The concepts of "there is a God" or "there is no God" or even "there are multiple God's" all are what are called "definite statements", which basically means you are saying something is a fact, without any arguments. They also can only be true or false. Either there IS a God, or there isn't. There isn't any in between "half a god". It either is or isn't. If one is saying that it could be any of the above scenarios, then we aren't working with factual discussion anymore. Then we are just confused and don't know what we beleive.
When it comes down to it, either I am right or I am wrong. There can't be any in between. Why? Because I am stating "there is a God" as a definite statement, and therefore, there is no in between.
Faith.
Your right. It was written by men and woman blessed and touched by God.
There is a law called the Law of Causality, which states that everything has a cause, and that cause is an effect of another cause. as quoted from my article:
"If I punched you in the face, you would get angry. the cause would be me punching you, the effect would be you getting angry. You being angry would probably cause you to punch me back. So then we have a chain where i punch you which causes you to get angry which causes you to punch me back. Now, if we go backwards in this chain to before i punched you, to before either of us even met, before anything all the way back to the beginning of the universe, there has to be an initial cause of the chain of causes and effects. There has to be an ultimate cause."
That gives you a basic idea that every effect has a cause, which has a cause, which has a cause. Thomas Aquinas referred to each cause as a mover, and each effect as the moved. A mover moves a moved, and then that moved becomes a mover and moves another moved.
If we keep following back causes and effects, we either keep going backwards in time for infinity, or we get a start point. We can rule out the backwards for infinity idea via my article:
"Most scientists don't even consider this anymore. Why? Well, theres this thing called the law of thermodynamics which basically states that the universe is winding down, things are running out of energy, and that it will eventually cease to exist. It also states that It is impossible for it to always have been here because if things are slowly winding down, there had to be a beginning where everything was winded up.
For example, think of a wind up doll with the key thing. It can't turn forever. It has to start winded up, and it slowly winds down until it stops because it runs out of momentum. The universe works the same way.
An atheist friend of mine tried to ague this one day, and i laughed pretty hard. I asked her to run from her house to mine without any breaks running as fast as she can. Thats like a 10km run at least. She said she couldn't because she'd get tired and run out of energy.
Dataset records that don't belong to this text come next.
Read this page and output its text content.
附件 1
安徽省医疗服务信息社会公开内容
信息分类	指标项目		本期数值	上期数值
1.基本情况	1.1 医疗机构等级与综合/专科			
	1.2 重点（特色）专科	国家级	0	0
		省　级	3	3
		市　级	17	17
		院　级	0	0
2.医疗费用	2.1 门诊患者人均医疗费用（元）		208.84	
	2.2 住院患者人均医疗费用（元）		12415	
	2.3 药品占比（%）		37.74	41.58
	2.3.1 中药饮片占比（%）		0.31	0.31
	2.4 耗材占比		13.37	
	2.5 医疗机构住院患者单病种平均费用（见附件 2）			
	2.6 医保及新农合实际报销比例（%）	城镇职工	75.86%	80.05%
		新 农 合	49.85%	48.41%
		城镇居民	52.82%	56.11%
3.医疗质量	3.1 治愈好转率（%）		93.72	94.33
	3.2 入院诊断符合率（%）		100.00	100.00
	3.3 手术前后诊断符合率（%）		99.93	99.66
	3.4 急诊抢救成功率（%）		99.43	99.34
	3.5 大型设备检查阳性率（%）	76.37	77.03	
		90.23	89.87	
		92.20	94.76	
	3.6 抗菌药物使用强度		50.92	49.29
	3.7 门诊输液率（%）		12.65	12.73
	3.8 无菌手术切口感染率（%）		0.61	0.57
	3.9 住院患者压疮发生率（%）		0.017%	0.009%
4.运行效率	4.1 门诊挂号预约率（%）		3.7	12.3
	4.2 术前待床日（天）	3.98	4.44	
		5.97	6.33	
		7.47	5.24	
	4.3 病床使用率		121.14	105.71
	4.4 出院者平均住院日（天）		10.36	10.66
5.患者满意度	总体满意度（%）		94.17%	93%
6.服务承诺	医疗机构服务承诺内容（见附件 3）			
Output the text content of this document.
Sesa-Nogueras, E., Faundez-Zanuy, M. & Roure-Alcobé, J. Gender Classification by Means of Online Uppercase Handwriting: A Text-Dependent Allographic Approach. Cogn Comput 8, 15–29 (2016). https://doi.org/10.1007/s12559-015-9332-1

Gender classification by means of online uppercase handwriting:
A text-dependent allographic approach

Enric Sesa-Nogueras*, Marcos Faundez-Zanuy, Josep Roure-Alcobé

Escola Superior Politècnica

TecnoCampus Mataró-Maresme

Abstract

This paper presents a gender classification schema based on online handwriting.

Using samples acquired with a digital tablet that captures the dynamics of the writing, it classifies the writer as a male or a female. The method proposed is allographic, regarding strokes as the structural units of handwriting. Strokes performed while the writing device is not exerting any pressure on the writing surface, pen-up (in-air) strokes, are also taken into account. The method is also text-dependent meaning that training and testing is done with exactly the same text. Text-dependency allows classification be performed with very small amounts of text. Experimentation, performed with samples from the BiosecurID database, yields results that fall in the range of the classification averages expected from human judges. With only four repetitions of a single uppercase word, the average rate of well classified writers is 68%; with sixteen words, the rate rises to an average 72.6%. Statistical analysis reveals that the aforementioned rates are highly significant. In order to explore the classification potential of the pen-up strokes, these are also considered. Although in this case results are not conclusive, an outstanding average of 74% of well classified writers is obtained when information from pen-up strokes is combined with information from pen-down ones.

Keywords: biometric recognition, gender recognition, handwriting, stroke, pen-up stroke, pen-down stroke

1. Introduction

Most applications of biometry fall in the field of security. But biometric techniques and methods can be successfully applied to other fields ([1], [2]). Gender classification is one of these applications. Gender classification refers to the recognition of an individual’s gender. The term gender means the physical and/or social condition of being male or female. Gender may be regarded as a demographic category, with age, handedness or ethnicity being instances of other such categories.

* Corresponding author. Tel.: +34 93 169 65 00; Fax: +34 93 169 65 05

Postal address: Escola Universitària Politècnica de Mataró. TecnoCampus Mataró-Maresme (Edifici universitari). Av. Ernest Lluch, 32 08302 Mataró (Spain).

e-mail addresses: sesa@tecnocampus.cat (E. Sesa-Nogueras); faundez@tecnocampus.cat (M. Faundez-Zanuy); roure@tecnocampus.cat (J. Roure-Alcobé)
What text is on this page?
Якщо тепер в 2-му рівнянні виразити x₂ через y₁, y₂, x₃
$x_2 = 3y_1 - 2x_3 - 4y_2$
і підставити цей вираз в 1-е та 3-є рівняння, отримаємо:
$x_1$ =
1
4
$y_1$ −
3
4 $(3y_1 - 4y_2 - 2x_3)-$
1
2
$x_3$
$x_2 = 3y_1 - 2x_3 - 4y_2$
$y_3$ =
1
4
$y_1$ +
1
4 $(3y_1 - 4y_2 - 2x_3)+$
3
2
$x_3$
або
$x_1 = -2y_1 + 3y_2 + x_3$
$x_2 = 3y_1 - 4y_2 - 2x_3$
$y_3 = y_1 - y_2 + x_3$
And i said, the universe is running out of energy too. Point proven. However, she wouldn't give up and tried to tell me that the universe could take a break like she could. I then asked her what this break would look like, how i know it would happen, and how often it would take breaks. Lets just say she got frustrated and changed the topic."
The law of causality also states that there must be a start point, an ultimate cause, an ultimate mover.
"Well think of it like a bunch of dominoes where each domino is a cause and effect. The dominoes obviously weren't going around forever. A finger, or the first cause, caused them to start falling."
There has to be a starting point, and something to start the chain of causes and effects. In the case of the universe, it is God.
The concept of forever is the same as the concept of infinity. They don't seem to have any trouble wrapping their mind's around it in math problems. I don't see them making stuff up to try and wrap their minds around it. Then why all of a sudden are you saying that the concept of forever is a reason for "inventing God"?
Because, simply put, imagination does not have the power to create. If we had the power to create with our imagination, the concept of learning would be pointless. We build up knowledge through learning, and use that knowledge of EXISTING things to imagine. A baby who hasn't experience much of the world can't imagine a concept like aliens, because the baby doesn't even know there is planets, or space, or even what EARTH is. Notice as we get older, the more experiences we get and the more we learn, and the more we can imagine? Notice philosophers aren't 16 or 17? Imagination is built off of learning and experience.